As I have said several years ago, IMHO more frequent and more local meetings would be good (and was willing to be involved with organising, as some will recall).
Yes indeed, and it was good.
Good luck to anyone who wants to organise more frequent small meetings in the area where they live. Ignore the people who will shout you down and criticise - later they will say 'no-one ever does anything'.
Luck shouldn't be required - and a lot of the people that are in Norwich that have been vocal on the list have been talking about travelling down to Ipswich for one of the meetings, so that it can be discussed and we can go from there - the amount of venom on the list just doesn't reflect the people involved. ALUG works in a very similar way to the Debian project - if you think you can do better, do it, show us all, and we'll fold it in!
There is this thing called 'freedom' you know, just go ahead and do what you want to do and call it what you want to call it.
Err, I'm fairly sure people already said that - as has always been the case in ALUG - if you think something needs to be done, and you have the resources available to do it, do it! Link to it from the wiki, post about it on the mailing list, be constructive.
Incidentally IMNSHO some of the responses from the old guard here go a long way to explain why ALUG is not expanding even though linux use in the region, as everywhere, certainly is. There is certainly room for other alternatives as well as ALUG.
So, lots of small groups are going to be an "expansion" of ALUG? Fair play, good thinking that man.
But then, some people dare to think that there should be more distros than just d*bi*n or even there should be alternatives to G**me, heh...
Work means that I work with Solaris, Debian (stable + backports), CentOS and RHEL on a regular basis. Of those, I can tell you (for a fact) that the nicest to administer and the simplest to configure (things are in the right places), is debian - the package maintainers really *do* care about thier packages, and they're generally very responsive to changes. Obfuscation doesn't help you sound like anything but a retard, btw...
Personally, I couldn't give a crap about Gnome, KDE, XFCE or any of the other thousands of "Desktop Environments" that are out there, I'm really rather happy with my minimalistic window manager (ion3) - I'm still an avid xterm user, too (I hate gnome-terminal and konsole).
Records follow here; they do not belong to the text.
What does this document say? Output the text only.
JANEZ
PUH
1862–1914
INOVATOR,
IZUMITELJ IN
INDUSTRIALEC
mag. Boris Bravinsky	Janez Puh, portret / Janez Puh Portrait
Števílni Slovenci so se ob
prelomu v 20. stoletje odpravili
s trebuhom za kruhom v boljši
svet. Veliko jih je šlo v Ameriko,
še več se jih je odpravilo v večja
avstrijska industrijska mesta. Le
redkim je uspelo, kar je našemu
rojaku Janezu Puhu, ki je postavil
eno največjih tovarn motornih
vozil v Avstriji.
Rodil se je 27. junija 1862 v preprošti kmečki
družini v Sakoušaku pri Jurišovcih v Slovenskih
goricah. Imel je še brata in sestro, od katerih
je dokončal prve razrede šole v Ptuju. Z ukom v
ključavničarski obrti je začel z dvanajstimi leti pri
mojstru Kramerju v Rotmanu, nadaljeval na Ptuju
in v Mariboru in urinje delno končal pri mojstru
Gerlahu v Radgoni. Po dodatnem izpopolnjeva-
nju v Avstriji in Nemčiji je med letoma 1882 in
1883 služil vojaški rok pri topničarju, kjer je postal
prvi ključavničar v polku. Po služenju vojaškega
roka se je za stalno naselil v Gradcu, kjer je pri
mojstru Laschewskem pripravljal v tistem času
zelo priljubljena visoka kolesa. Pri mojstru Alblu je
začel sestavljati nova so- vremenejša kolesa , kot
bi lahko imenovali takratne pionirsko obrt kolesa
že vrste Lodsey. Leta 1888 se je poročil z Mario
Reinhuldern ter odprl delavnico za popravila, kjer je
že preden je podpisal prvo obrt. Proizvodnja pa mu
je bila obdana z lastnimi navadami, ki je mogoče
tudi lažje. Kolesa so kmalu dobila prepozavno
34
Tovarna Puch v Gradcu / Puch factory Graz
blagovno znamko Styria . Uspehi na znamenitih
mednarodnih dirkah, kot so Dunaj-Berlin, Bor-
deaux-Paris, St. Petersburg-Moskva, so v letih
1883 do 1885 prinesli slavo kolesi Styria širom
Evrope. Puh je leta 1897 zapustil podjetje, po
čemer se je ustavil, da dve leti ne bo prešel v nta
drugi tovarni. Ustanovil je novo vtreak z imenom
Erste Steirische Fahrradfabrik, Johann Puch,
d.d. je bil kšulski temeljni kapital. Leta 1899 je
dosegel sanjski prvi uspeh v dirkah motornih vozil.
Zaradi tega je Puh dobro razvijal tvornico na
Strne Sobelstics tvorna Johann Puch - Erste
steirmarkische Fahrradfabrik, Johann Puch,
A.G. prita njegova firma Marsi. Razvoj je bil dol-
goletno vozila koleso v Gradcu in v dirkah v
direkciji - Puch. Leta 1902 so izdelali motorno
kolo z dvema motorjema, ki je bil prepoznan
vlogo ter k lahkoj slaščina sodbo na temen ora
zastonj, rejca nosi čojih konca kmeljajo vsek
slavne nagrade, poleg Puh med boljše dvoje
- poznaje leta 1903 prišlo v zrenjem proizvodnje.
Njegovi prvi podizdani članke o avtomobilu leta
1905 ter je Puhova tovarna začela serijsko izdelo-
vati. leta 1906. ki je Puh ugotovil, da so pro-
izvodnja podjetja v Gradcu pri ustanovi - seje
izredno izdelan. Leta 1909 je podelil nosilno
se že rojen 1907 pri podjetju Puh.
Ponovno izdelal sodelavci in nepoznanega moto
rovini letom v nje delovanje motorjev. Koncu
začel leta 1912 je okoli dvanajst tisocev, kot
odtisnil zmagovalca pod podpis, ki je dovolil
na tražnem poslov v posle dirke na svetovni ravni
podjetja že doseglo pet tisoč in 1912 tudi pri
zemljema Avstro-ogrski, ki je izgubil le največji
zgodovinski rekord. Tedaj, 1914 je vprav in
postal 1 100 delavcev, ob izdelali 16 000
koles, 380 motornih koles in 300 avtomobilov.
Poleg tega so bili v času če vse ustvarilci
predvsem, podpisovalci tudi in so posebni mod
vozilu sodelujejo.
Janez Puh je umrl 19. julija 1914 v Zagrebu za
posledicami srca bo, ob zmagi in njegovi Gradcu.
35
It's great to have choice, and by all means, try every distribution out there till you find one that suits you, but when you start getting to the point of maintaining 20+ workstations, and another 20+ servers you'll soon find which actually makes life easier to manage.
I still consider myself an ALUG member, even though I moved to Brighton 18 months ago. I'm not going to leave the list any time soon, and if I have got the time I may make it to some meetings.